Ts-Server: 88.84.141.74:7324 - Struktur (?)
Minecraft-Server: IP in den Info Thread posten


*Termin der nächsten Besprechung:*

Jeden 2. Donnerstag - Uhrzeit wird für 21:00 angesetzt, kann allerdings wie der Tag variieren.


----------



## .Mac (16. Mai 2011)

Da am Do. (19.05.11) die nächste Besprechung stattfindet, wird es langsam Zeit die Themen vorzubereiten.
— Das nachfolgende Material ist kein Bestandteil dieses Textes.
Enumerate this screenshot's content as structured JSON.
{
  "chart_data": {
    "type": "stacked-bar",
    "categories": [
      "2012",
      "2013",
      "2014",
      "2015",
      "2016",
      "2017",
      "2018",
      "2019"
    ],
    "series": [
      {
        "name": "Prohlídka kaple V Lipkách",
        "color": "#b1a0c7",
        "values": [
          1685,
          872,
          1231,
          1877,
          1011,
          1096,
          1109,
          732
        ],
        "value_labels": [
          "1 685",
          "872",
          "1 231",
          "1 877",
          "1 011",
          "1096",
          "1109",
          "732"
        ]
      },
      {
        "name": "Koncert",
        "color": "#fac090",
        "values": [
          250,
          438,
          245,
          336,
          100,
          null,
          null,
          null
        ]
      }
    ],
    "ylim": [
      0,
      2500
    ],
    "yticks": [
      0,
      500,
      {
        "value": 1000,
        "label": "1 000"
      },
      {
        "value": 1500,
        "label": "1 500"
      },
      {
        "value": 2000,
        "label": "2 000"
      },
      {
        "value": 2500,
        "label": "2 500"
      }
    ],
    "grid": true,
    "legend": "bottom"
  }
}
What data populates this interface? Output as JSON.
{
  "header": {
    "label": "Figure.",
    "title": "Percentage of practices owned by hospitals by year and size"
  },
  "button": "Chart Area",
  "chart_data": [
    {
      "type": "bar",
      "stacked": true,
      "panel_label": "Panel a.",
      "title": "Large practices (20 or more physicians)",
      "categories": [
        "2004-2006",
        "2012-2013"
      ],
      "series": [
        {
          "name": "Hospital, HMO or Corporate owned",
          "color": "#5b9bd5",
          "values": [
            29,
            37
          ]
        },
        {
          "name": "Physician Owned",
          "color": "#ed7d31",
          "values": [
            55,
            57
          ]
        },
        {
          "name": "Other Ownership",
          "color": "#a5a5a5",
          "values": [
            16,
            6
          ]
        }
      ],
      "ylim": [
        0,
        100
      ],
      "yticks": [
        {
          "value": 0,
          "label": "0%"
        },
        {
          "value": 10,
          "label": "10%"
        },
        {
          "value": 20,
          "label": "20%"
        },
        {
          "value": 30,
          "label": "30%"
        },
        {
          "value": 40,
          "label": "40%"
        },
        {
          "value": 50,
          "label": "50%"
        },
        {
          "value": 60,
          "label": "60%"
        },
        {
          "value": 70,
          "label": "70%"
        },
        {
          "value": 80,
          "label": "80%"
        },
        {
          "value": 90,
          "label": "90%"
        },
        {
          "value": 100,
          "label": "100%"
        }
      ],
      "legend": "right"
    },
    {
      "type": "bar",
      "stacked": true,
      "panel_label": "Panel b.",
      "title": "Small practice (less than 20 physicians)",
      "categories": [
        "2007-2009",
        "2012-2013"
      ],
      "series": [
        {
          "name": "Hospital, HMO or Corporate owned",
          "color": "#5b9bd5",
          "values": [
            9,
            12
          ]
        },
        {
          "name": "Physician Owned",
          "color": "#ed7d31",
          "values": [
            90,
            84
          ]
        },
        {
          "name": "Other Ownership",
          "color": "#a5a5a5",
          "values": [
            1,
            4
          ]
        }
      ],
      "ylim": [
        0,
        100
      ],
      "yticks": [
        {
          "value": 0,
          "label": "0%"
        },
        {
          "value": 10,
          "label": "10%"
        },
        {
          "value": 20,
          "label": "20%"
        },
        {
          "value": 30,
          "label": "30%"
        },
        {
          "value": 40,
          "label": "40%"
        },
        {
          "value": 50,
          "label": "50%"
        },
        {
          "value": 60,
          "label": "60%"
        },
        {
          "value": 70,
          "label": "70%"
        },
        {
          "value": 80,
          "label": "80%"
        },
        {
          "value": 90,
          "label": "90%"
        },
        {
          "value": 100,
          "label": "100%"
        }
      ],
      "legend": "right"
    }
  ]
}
Website Layout festlegen / abstimmen was umgesetzt wird (oder ob das noch Zeit hat.)
Regelement des Clans estlegen / Feinabstimmungen an eingebrachten Vorschlägen
Planung der nächsten 2 Wochen inkl. Ablauf des "Launch vom Clan"
Festlegung der Administration
Besprechung über die aktuelle Server-Situation
Vorschläge an Themen bitte in den Diskussions / beesprechungs Thread hineinschreiben, diese werden dann in diesen Post übernommen, kurzfristige Themen sind natürlich nicht verboten, und wie immer ist jeder in der Besprechung willkommen.


----------



## .Mac (19. Mai 2011)

<--------   Zweite Besprechung des PCGHX "Clans" 19.05.2011   -------->


*Anwesend: *
Wursti
Leandros
Hansvonwurst
Low (da DC king<--this---Ist für Wa1lock als maskottchen)
Veriquitas
Paganizor
Ob4rul3r (steam fanboi)
blackjack


*Absimmung über die Website:*
Ergebnisse:
Hamst0r: 0
Nyso: 0
Raigen: 1
.Mac: 7 (Tschüsch abo lan was los)


*Logo: *

Präzise Vorschläge (wenn möglich mit Skizze) sind zur nächster Teamsitzung mitzubringen.


*Launch:*


Bei Website fertigstellung
Angeplanter Launch in 2 -3 Wochen.


*Regelement:*


1.)  Der Spielspaß steht an erster Stelle. Wie gut oder schlecht jemand   ist, hat keine Priorität. Uns ist wichtig das bei jedem Member  Eigenschaften wie Teamgeist, Verlässlichkeit & Sozialer Umgang mit  jedem anderen vorhanden ist.
2.) Cheaten oder betrügen (Bugusing etc.) in jeglicher Weise ist verboten. Wem dennoch nachgewiesen wurde, dass er cheatet, fliegt unverzüglich!
3.)  Alle Member verhalten sich fair, freundlich und hilfsbereit. Sie sind  verantwortlich für den Ruf des gesamten Clans - daher können Verstöße  zum Clanausschluss führen.
4.) Interne Meinungsverschiedenheiten werden grundsätzlich und ausschließlich INTERN geklärt.
5.)  Von nationalsozialistischem, rassistischem und anderweitig  diskriminierendem Gedankengut distanzieren wir und ganz ausdrücklich.
6.) Wichtige Entscheidungen werden grundsätzlich von der Mehrheit des Managements getroffen, mit mindestens 51% der Stimmen. Feedback kann sowohl im Forum als auch direkt an ein Mitglied des Managements gerichtet werden.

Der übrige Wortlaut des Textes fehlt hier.